To save time, you can purchase garlic oil and mix it with water to create a solution.
4. Neem Oil
Neem oil is an extremely potent fungal treatment that’s capable of killing an infection within 24 hours. It originates in the seeds of the neem tree, and disrupts the plant’s metabolism, preventing the spores from reproducing. This oil is also an effective insecticide. You can apply it as a treatment, or as a preventative measure to keep your plants healthy.

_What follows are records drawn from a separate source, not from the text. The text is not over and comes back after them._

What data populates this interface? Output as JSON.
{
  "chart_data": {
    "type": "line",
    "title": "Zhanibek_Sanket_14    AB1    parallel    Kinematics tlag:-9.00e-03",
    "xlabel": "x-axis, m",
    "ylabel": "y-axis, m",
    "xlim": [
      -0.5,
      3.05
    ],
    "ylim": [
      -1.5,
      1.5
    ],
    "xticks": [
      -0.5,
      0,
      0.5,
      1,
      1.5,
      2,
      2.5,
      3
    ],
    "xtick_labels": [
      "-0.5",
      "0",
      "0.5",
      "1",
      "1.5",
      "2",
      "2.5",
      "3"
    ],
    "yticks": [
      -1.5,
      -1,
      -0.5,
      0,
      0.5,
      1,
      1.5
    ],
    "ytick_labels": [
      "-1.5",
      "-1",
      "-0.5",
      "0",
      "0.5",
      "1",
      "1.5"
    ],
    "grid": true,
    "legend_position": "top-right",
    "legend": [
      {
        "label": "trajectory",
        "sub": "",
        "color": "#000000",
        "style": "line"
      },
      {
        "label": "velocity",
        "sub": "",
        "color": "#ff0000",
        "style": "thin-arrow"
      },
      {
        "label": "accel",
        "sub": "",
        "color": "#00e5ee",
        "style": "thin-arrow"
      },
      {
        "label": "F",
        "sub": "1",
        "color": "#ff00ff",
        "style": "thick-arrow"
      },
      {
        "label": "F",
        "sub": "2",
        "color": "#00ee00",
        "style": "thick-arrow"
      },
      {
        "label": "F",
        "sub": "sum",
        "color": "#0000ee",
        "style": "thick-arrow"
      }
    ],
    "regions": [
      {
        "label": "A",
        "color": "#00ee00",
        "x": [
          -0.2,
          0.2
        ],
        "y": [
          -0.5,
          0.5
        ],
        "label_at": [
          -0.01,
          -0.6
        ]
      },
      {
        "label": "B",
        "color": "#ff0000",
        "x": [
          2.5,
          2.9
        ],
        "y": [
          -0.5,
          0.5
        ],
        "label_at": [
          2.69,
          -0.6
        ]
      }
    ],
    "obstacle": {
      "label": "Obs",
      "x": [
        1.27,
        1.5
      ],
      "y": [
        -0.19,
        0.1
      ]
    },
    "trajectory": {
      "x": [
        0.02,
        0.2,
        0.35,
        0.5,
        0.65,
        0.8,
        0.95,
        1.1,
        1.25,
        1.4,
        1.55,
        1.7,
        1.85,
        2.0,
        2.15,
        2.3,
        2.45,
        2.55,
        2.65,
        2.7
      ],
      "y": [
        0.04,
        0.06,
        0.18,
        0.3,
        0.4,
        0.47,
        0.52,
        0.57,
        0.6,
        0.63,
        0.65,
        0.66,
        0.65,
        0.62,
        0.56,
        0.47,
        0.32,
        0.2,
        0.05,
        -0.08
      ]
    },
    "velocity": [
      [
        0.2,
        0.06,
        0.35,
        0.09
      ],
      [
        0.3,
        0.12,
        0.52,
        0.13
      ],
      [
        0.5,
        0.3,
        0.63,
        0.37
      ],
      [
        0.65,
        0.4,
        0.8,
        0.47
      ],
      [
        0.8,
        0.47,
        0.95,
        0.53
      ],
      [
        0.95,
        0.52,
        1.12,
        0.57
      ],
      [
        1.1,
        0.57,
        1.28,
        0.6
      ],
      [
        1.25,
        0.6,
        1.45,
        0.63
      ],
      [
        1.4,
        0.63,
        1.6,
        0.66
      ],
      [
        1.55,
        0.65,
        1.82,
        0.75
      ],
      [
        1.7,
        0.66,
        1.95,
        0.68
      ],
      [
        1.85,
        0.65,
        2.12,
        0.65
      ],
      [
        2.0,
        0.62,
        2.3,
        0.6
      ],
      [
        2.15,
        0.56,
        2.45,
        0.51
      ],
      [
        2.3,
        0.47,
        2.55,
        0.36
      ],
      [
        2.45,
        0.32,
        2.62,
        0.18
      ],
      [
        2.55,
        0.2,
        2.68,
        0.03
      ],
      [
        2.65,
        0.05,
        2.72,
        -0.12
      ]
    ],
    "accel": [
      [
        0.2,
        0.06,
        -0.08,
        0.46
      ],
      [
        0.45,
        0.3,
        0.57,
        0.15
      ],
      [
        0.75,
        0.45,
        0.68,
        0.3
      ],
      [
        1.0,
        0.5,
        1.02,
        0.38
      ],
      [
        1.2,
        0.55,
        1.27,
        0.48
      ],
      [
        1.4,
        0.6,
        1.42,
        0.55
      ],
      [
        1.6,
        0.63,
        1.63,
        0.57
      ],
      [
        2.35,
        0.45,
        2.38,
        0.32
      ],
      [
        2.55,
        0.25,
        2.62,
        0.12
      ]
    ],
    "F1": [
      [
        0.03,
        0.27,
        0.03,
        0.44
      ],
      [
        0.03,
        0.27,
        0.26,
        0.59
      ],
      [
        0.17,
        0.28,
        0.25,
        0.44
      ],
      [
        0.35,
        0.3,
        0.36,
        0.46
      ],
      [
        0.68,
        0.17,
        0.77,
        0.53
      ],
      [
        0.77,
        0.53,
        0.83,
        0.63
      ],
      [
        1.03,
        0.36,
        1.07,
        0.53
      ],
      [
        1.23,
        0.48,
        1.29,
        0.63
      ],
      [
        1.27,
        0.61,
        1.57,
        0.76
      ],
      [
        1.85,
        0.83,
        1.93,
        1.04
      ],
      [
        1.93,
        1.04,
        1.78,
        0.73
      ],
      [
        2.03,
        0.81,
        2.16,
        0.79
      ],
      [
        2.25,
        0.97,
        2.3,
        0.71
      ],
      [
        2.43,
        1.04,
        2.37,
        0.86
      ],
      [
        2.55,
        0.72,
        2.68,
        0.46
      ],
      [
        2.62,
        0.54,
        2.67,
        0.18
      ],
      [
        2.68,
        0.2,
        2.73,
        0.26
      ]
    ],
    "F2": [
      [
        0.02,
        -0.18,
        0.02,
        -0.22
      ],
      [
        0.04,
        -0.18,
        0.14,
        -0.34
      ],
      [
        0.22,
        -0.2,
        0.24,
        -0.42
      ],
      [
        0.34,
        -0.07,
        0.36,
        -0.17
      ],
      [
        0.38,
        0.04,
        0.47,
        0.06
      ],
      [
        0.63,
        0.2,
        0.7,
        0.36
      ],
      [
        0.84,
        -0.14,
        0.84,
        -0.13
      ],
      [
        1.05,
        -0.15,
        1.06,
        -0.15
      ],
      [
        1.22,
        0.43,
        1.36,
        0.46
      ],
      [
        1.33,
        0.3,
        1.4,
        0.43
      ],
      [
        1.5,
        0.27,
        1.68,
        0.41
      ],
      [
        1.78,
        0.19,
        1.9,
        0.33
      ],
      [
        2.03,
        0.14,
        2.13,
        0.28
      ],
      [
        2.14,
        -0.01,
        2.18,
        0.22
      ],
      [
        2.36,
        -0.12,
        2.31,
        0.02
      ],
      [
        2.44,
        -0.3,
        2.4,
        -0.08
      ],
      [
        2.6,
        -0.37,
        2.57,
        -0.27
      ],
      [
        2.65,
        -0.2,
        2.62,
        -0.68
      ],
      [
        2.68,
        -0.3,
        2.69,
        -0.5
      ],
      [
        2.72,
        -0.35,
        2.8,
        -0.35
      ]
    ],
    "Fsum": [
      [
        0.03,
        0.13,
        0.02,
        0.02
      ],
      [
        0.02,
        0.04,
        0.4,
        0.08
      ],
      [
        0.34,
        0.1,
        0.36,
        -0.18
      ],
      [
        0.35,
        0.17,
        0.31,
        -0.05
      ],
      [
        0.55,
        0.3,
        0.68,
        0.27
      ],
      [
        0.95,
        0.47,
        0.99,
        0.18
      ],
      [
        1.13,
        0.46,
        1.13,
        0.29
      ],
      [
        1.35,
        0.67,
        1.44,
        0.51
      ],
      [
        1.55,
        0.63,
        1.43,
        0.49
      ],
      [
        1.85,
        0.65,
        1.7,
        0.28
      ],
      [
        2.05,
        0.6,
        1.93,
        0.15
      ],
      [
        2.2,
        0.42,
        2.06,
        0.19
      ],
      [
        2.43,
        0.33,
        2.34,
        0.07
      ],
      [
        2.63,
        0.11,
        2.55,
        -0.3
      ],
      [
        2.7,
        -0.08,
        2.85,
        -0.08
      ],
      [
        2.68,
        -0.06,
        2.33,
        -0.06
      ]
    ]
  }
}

To make up a neem oil solution, mix 3tbsp of oil in one gallon of water. Spray this solution onto your affected plants once a week until the infection has gone. Be careful not to overly spray the leaves, as this can lead to sunburn. As a result, apply the solution in the evening or as the sun is fading to prevent any burning. Don’t apply neem oil to a plant’s buds or the flowers.
Another effective powdery mildew treatment is acetic acid, which is present in vinegar. In fact, acetic acid has been used to treat fungal infections in human since the time of the ancient Egyptians. Needless to say, it’s also an extremely effective treatment for plants.
Mix 4 tbsp of vinegar with one gallon of water. This creates a 5% solution that you can apply to diseased plants every 3 days. This may seem weak, but a mix that’s overly acidic can burn leaves, doing more harm than good.
Since it’s formulated to kill germs, ethanol-based mouthwash can also eliminate powdery mildew spores. Mix a solution of one part mouthwash to three parts water and spray over affected leaves.
7. Compost Tea
Many organic gardeners like to brew their own compost tea. This solution is prized for its anti-fungal properties, and is growing in popularity amongst many growers.
This mildew can be a frustrating, and often stubborn, problem to deal with. Fortunately, by adopting good gardening practices and using the ideas in this article, you’ll be able to protect your plants from its harmful effects.